The schools will break into local groups to meet. There will be three meetings which will involve the seven schools.
Hartington-Newcastle School already has some steps in place but Johnson believes there will be additional benefits by having the schools work together and put a plan in place.
“Our students already have been doing job shadows. We will be talking about careers that would be beneficial and will be giving our kids more education. We want to help the kids have a stronger feeling on what they want to do after graduation,” Johnson said. “We want the kids to be aware of what is available in our area so they can come back home and live here.”
The four main parts to the reVISION process includes Pre-work Documentation, Planning Meetings, Community Engagement Meetings and a Final Meeting (Results).
All of the schools will work together on the revision process although schools will also work individually on some parts of the process.
Each school district will develop a team that consists of career and technical education teachers, district administrator, school administrator, and a core academic teacher. Schools may also consider inviting additional teachers, school board members or community representatives.
The first step was to bring the schools together for a meeting to start the process according to LCC Supt. Randall Klooz.
“We are excited to work with area schools, ESU #1 and Nebraska Department of Education,” Klooz said. “Our goal in this reVISION process is to increase educational opportunities for our students in Northeast Nebraska. This will also help us build strong relationships with our area businesses resulting from the community engagement part of reVISION.”
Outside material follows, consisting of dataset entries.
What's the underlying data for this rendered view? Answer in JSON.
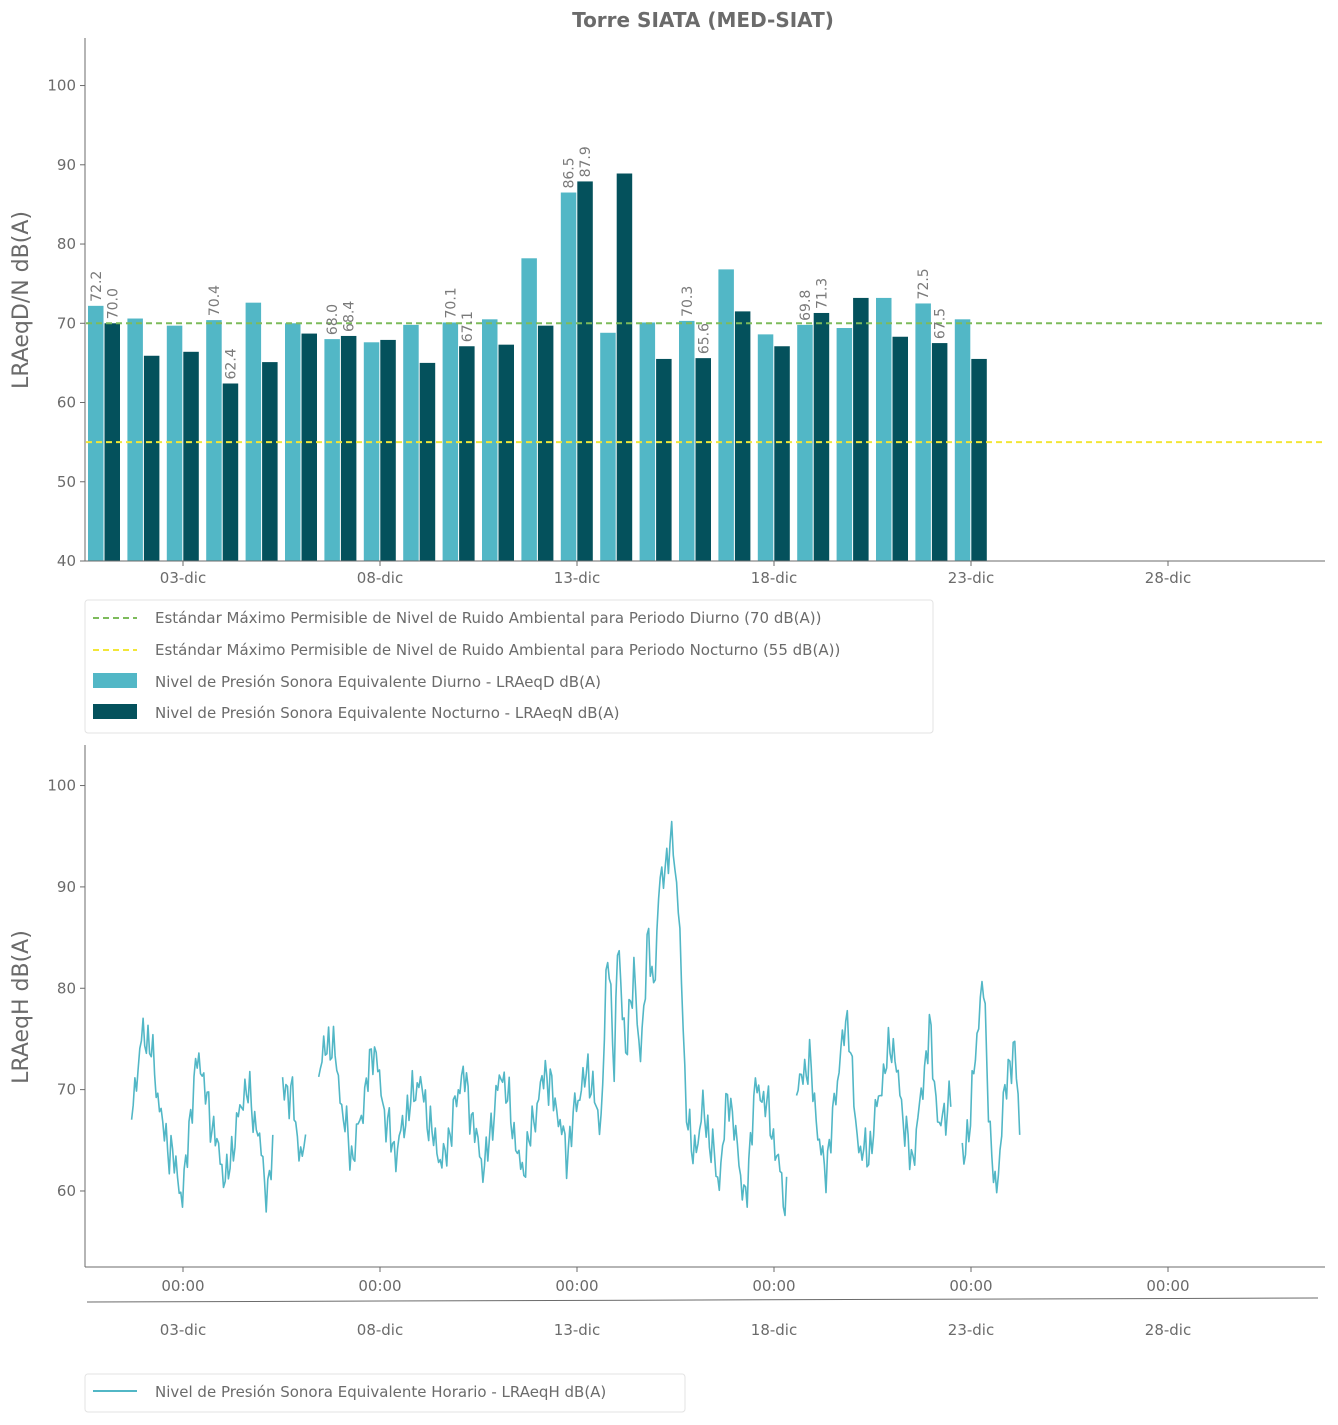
{
  "title": "Torre SIATA (MED-SIAT)",
  "colors": {
    "day": "#52b7c6",
    "night": "#04515c",
    "std_day": "#7dbb5b",
    "std_night": "#f2e637",
    "hourly": "#52b7c6",
    "axis": "#6b6b6b",
    "text": "#6b6b6b"
  },
  "chart_data": [
    {
      "type": "bar",
      "ylabel": "LRAeqD/N dB(A)",
      "ylim": [
        40,
        106
      ],
      "yticks": [
        40,
        50,
        60,
        70,
        80,
        90,
        100
      ],
      "xticks": [
        "03-dic",
        "08-dic",
        "13-dic",
        "18-dic",
        "23-dic",
        "28-dic"
      ],
      "categories": [
        "01-dic",
        "02-dic",
        "03-dic",
        "04-dic",
        "05-dic",
        "06-dic",
        "07-dic",
        "08-dic",
        "09-dic",
        "10-dic",
        "11-dic",
        "12-dic",
        "13-dic",
        "14-dic",
        "15-dic",
        "16-dic",
        "17-dic",
        "18-dic",
        "19-dic",
        "20-dic",
        "21-dic",
        "22-dic",
        "23-dic"
      ],
      "series": [
        {
          "name": "Nivel de Presión Sonora Equivalente Diurno - LRAeqD dB(A)",
          "key": "day",
          "values": [
            72.2,
            70.6,
            69.7,
            70.4,
            72.6,
            70.0,
            68.0,
            67.6,
            69.8,
            70.1,
            70.5,
            78.2,
            86.5,
            68.8,
            70.1,
            70.3,
            76.8,
            68.6,
            69.8,
            69.4,
            73.2,
            72.5,
            70.5
          ]
        },
        {
          "name": "Nivel de Presión Sonora Equivalente Nocturno - LRAeqN dB(A)",
          "key": "night",
          "values": [
            70.0,
            65.9,
            66.4,
            62.4,
            65.1,
            68.7,
            68.4,
            67.9,
            65.0,
            67.1,
            67.3,
            69.7,
            87.9,
            88.9,
            65.5,
            65.6,
            71.5,
            67.1,
            71.3,
            73.2,
            68.3,
            67.5,
            65.5
          ]
        }
      ],
      "data_labels": [
        {
          "day": 0,
          "series": "day",
          "text": "72.2"
        },
        {
          "day": 0,
          "series": "night",
          "text": "70.0"
        },
        {
          "day": 3,
          "series": "day",
          "text": "70.4"
        },
        {
          "day": 3,
          "series": "night",
          "text": "62.4"
        },
        {
          "day": 6,
          "series": "day",
          "text": "68.0"
        },
        {
          "day": 6,
          "series": "night",
          "text": "68.4"
        },
        {
          "day": 9,
          "series": "day",
          "text": "70.1"
        },
        {
          "day": 9,
          "series": "night",
          "text": "67.1"
        },
        {
          "day": 12,
          "series": "day",
          "text": "86.5"
        },
        {
          "day": 12,
          "series": "night",
          "text": "87.9"
        },
        {
          "day": 15,
          "series": "day",
          "text": "70.3"
        },
        {
          "day": 15,
          "series": "night",
          "text": "65.6"
        },
        {
          "day": 18,
          "series": "day",
          "text": "69.8"
        },
        {
          "day": 18,
          "series": "night",
          "text": "71.3"
        },
        {
          "day": 21,
          "series": "day",
          "text": "72.5"
        },
        {
          "day": 21,
          "series": "night",
          "text": "67.5"
        }
      ],
      "reference_lines": [
        {
          "name": "Estándar Máximo Permisible de Nivel de Ruido Ambiental para Periodo Diurno (70 dB(A))",
          "y": 70,
          "color_key": "std_day",
          "style": "dashed"
        },
        {
          "name": "Estándar Máximo Permisible de Nivel de Ruido Ambiental para Periodo Nocturno (55 dB(A))",
          "y": 55,
          "color_key": "std_night",
          "style": "dashed"
        }
      ],
      "legend_placement": "below"
    },
    {
      "type": "line",
      "ylabel": "LRAeqH dB(A)",
      "ylim": [
        52.5,
        104
      ],
      "yticks": [
        60,
        70,
        80,
        90,
        100
      ],
      "xticks_time": [
        "00:00",
        "00:00",
        "00:00",
        "00:00",
        "00:00",
        "00:00"
      ],
      "xticks_date": [
        "03-dic",
        "08-dic",
        "13-dic",
        "18-dic",
        "23-dic",
        "28-dic"
      ],
      "x_range_days": [
        "01-dic",
        "23-dic"
      ],
      "x_step": "1 hora",
      "series": [
        {
          "name": "Nivel de Presión Sonora Equivalente Horario - LRAeqH dB(A)",
          "key": "hourly"
        }
      ],
      "keypoints": [
        [
          0.7,
          68
        ],
        [
          1.0,
          75.8
        ],
        [
          1.2,
          74
        ],
        [
          1.5,
          66
        ],
        [
          1.85,
          62
        ],
        [
          2.0,
          58.9
        ],
        [
          2.15,
          66
        ],
        [
          2.4,
          73.8
        ],
        [
          2.6,
          69
        ],
        [
          2.9,
          64
        ],
        [
          3.1,
          60.8
        ],
        [
          3.35,
          66
        ],
        [
          3.6,
          70.5
        ],
        [
          3.9,
          66
        ],
        [
          4.15,
          59.4
        ],
        [
          4.3,
          64.5
        ],
        [
          4.55,
          70.5
        ],
        [
          4.8,
          69
        ],
        [
          4.95,
          64
        ],
        [
          5.1,
          63.5
        ],
        [
          5.5,
          73
        ],
        [
          5.8,
          75
        ],
        [
          6.05,
          68
        ],
        [
          6.3,
          63
        ],
        [
          6.6,
          69
        ],
        [
          6.85,
          74.6
        ],
        [
          7.1,
          68
        ],
        [
          7.4,
          63.5
        ],
        [
          7.7,
          68
        ],
        [
          8.0,
          71
        ],
        [
          8.3,
          66
        ],
        [
          8.6,
          62.5
        ],
        [
          8.85,
          67
        ],
        [
          9.1,
          72
        ],
        [
          9.4,
          66
        ],
        [
          9.65,
          62
        ],
        [
          9.9,
          68
        ],
        [
          10.1,
          72
        ],
        [
          10.4,
          66
        ],
        [
          10.6,
          61.5
        ],
        [
          10.85,
          66
        ],
        [
          11.2,
          72
        ],
        [
          11.5,
          68
        ],
        [
          11.75,
          63.5
        ],
        [
          12.0,
          69
        ],
        [
          12.3,
          72
        ],
        [
          12.6,
          66
        ],
        [
          12.8,
          84.6
        ],
        [
          12.95,
          72
        ],
        [
          13.05,
          85
        ],
        [
          13.25,
          73
        ],
        [
          13.45,
          82.5
        ],
        [
          13.6,
          72
        ],
        [
          13.8,
          85
        ],
        [
          13.95,
          80
        ],
        [
          14.1,
          90
        ],
        [
          14.3,
          93
        ],
        [
          14.45,
          94.4
        ],
        [
          14.6,
          87
        ],
        [
          14.75,
          70
        ],
        [
          14.95,
          63
        ],
        [
          15.2,
          68
        ],
        [
          15.45,
          64
        ],
        [
          15.6,
          60.5
        ],
        [
          15.85,
          70
        ],
        [
          16.15,
          62
        ],
        [
          16.3,
          58.4
        ],
        [
          16.5,
          70
        ],
        [
          16.8,
          69
        ],
        [
          17.1,
          63
        ],
        [
          17.3,
          58.6
        ],
        [
          17.6,
          70
        ],
        [
          17.9,
          73
        ],
        [
          18.15,
          65
        ],
        [
          18.3,
          61.5
        ],
        [
          18.5,
          67
        ],
        [
          18.7,
          74
        ],
        [
          18.9,
          77
        ],
        [
          19.1,
          65
        ],
        [
          19.4,
          63.3
        ],
        [
          19.7,
          70
        ],
        [
          20.0,
          75
        ],
        [
          20.3,
          67
        ],
        [
          20.5,
          62.5
        ],
        [
          20.7,
          68
        ],
        [
          20.95,
          76
        ],
        [
          21.2,
          66
        ],
        [
          21.5,
          69.5
        ],
        [
          21.8,
          62.5
        ],
        [
          22.0,
          68
        ],
        [
          22.3,
          81.6
        ],
        [
          22.5,
          65
        ],
        [
          22.65,
          58.9
        ],
        [
          22.8,
          68
        ],
        [
          23.1,
          74.8
        ],
        [
          23.25,
          65.6
        ]
      ],
      "gaps": [
        [
          4.32,
          4.5
        ],
        [
          5.12,
          5.42
        ],
        [
          17.35,
          17.55
        ],
        [
          21.5,
          21.78
        ]
      ],
      "legend_placement": "bottom-left"
    }
  ]
}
There are several education options after high school that students can consider. Vocational and technical schools prepare students for a specific trade or industry. Community colleges offer two-year program where students can earn an associate’s degree. Curriculum includes specialized career training and certifications. Students also have the choice of a four-year college and universities. Universities offer advanced post-educational opportunities such as a master’s degree and doctorial degrees.
Working in collaboration with postsecondary education, the workforce in the area, economic development leaders and community leaders, schools have the opportunity to improve their ability to educate a qualified workforce that meets employers’ needs.
The second phase, which is the reVISION Action Grant, helps school districts implement a plan developed for the reVISION process. Only activities that align with high-skill, high-wage and high-demand occupations are considered for the funding. This year, 29 applicants applied for almost $1.2 million in the Action Grants. The Randolph School, which was awarded $15,900 was among the 14 districts to receive a reVISION Action Grant.